James Skunca: On Spirit and Gesture in Architecture
Mentor: John Heymans
Independent reviewer: Vladimir Stissi
Enschede, 2010
ABSTRACT
In this theses I shall deal with architecture as a medium, thus architecture as a mean of transportation of will and intention. I am in search for spirit and gesture in architecture. Thus I examine communication among and through dead objects. How does one communicate through buildings, and what is the language if it is not spoken but constructed? Many think of architecture as merely construction. I shall open the field of architecture as a field of art, beginning with the Djosas Pyramid, with which the European language of architecture begins; and with it, the shape of our culture.

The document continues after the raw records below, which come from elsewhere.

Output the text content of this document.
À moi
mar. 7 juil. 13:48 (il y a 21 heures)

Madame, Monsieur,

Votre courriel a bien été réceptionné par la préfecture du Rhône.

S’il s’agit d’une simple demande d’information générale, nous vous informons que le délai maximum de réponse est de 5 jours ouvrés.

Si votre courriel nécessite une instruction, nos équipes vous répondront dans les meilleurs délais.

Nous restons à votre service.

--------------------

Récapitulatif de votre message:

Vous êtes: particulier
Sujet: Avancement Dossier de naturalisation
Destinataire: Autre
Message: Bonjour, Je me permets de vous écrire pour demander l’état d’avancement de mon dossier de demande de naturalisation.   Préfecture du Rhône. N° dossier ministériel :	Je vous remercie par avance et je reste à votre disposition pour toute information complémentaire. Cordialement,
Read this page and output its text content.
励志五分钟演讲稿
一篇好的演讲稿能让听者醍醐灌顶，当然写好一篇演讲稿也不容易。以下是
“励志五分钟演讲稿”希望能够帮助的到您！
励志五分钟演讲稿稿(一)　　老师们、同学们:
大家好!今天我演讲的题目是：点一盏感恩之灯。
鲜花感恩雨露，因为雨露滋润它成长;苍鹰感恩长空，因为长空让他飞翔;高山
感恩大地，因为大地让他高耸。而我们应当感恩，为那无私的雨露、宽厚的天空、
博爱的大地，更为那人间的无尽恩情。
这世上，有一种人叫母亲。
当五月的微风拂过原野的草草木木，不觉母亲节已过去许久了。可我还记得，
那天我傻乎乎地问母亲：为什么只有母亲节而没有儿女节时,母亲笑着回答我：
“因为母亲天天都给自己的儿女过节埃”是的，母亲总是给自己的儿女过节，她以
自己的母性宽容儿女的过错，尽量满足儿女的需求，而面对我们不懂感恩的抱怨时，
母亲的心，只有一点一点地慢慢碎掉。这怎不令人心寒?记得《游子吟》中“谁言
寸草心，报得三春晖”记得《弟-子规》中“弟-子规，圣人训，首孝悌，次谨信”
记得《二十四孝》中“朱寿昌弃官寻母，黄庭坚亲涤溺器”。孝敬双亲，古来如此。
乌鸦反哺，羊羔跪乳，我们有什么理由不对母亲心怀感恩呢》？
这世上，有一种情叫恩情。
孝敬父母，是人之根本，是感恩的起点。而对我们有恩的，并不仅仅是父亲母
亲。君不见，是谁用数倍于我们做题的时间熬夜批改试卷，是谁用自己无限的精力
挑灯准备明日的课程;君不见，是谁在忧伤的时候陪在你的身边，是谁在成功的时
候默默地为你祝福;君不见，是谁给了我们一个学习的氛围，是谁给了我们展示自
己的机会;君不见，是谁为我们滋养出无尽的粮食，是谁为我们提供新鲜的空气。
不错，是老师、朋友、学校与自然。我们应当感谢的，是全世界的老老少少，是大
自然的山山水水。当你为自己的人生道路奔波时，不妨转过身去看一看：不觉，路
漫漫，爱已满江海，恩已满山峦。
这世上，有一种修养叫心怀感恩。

In Chapter One I shall draw attention on language as a system of communication and compare architecture with the written language. Therewith I want to draw attention to the basis of architecture. This question is a haunting one, for as we see in the rise of Modernism, there is a great shift in the language of architecture. This shift rises not at last from the understanding of the centre of architecture. In my thesis I shall claim, that the centre of architecture is interaction and architecture therefore were an interface. The second opinion that I raise is that central to architecture where space itself.
Listed in chronological line are the four examples of the Djosas Pyramid, the Opera Garnier, the Reichstagsgebäude and the Louvre as representative buildings, carrying some essential spirit of culture. Here I begin unfolding the point of acting, approach, and of course entities in conversation. These examples of buildings represent homogeneous cultures, or else a try to reach this homogeneous state.
In Chapter Four Animation, I draw attention to the what I think most important to the discussion on spirit and gesture in constructed environment: the monopoly of live and the physical impossibility of death in the mind of someone living.
Following heron is a chapter on gesture and language examined first on a human from other cultural background, then on buildings, like Philipp Starck's Naninani. What is Esperanto, thus understood by every human, what is vernacular, thus regionally understood.